Monday, June 23, 2014

Market Wages

   "All things are for the best in this best of all possible worlds." -- Dr. Pangloss, in Candide, by Voltaire.

   "No bread? Let them eat cake." -- Marie Antoinette.

   Assistance for those in need? "Humbug!" said Ebenezer Scrooge.

   Some folks insist a free market economy is the best of all possible economic worlds, and should be left to itself while it balances supply and demand, settling on an appropriate cost for all things, including wages.
   Many of these same folks oppose a rise in the federal minimum wage, based on their faith in a free market economy, unencumbered by government intervention of any kind.
   Reality check: While the federal minimum wage is now $7.25, states, cities and employers are free to pay more to attract workers. In fact, many do. This is the free market at work.
   Moreover, 22 states and the District of Columbia already have wage minimums higher than the federal mandate. New Jersey, for example, has a wage floor of $8.25 an hour, and New York State requires a minimum of $8.00 an hour. Delaware's new minimum of $7.75 an hour just went into effect on June 1. Pennsylvania and Maryland match the federal minimum of $7.25 hourly, but as noted, many employers offer more. Baristas at Starbucks in Doylestown earn a minimum of $8.20 hourly, plus fringe benefits and tuition assistance. And that is 13.1 percent above the federal mandate.

   Aside from the moral argument that workers deserve a livable wage, there is the practical issue of "you get what you pay for."
   Employers cannot hire skilled workers at unskilled pay levels and expect them to stay. Perhaps, in hard times, when workers are desperate, they may take a job at low pay, especially when the alternative is no pay at all, but as soon as an economy improves and job opportunities arise, these low-paid skilled workers are gone, leaving the employer short-handed and forced to hire and train new, unskilled workers.
   Historically, some employers were willing to do just that, when race, religion, or ethnicity were conditions of hire. The employer bigotry preference was so strong that they would hire an unskilled, incompetent worker of a preferred group -- even at higher pay -- rather than a skilled expert from a disliked group who would be willing to work for less.
   Inefficient? Yes. From an economic viewpoint, bigotry in hiring is inefficient.

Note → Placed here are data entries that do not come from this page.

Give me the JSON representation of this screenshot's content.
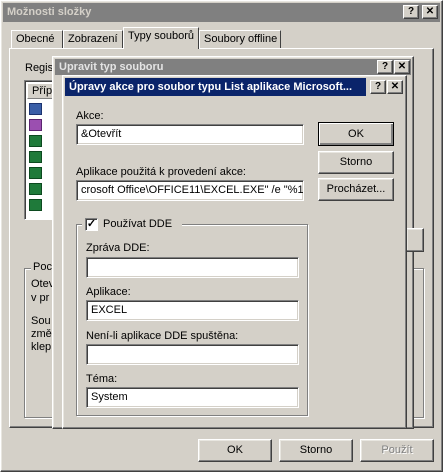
{
  "outer": {
    "title": "Možnosti složky",
    "tabs": [
      "Obecné",
      "Zobrazení",
      "Typy souborů",
      "Soubory offline"
    ],
    "reg_label": "Regis",
    "list_header": "Příp",
    "group_label": "Poc",
    "group_lines": [
      "Otev",
      "v pr",
      "",
      "Sou",
      "změ",
      "klep"
    ],
    "buttons": {
      "ok": "OK",
      "cancel": "Storno",
      "apply": "Použít"
    }
  },
  "middle": {
    "title": "Upravit typ souboru"
  },
  "dialog": {
    "title": "Úpravy akce pro soubor typu List aplikace Microsoft...",
    "action_label": "Akce:",
    "action_value": "&Otevřít",
    "app_label": "Aplikace použitá k provedení akce:",
    "app_value": "crosoft Office\\OFFICE11\\EXCEL.EXE\" /e \"%1\"",
    "browse_button": "Procházet...",
    "ok_button": "OK",
    "cancel_button": "Storno",
    "dde_checkbox_label": "Používat DDE",
    "dde_checked": true,
    "dde_message_label": "Zpráva DDE:",
    "dde_message_value": "",
    "application_label": "Aplikace:",
    "application_value": "EXCEL",
    "not_running_label": "Není-li aplikace DDE spuštěna:",
    "not_running_value": "",
    "topic_label": "Téma:",
    "topic_value": "System"
  },
  "caption_buttons": {
    "help": "?",
    "close": "✕"
  }
}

   Here's another reality: We do not have a fully free economy, where all elements of supply and demand as well as other factors are left alone (laissez-faire) to reach a new equilibrium. In the case of wages, union contracts and government mandates mean that pay scales cannot go downward as the economy changes. It's a condition called "sticky wages."
   In addition, the federal proposal to raise the minimum wage to $10.10 won't take place overnight, but over a period of several years.
   As for the argument that if the price of a hamburger rises because of a hike in the minimum wage, resulting in customers going elsewhere, consider this. Customers in Pennsylvania are not likely to travel to New Jersey just to save 20 cents on the price of a hamburger.
   Just to be clear, we do not have a fully free market economy in America. Nor do we have a fully controlled economy. The first was backed by Adam Smith in the 18th Century, and the second by Karl Marx in the 19th Century. Neither works. We live in a mixed economy, with many freedoms as well as many controls.
   As for those who still insist that despite short-term problems, in the long run things balance out, consider the response by John Maynard Keynes: "In the long run we are all dead."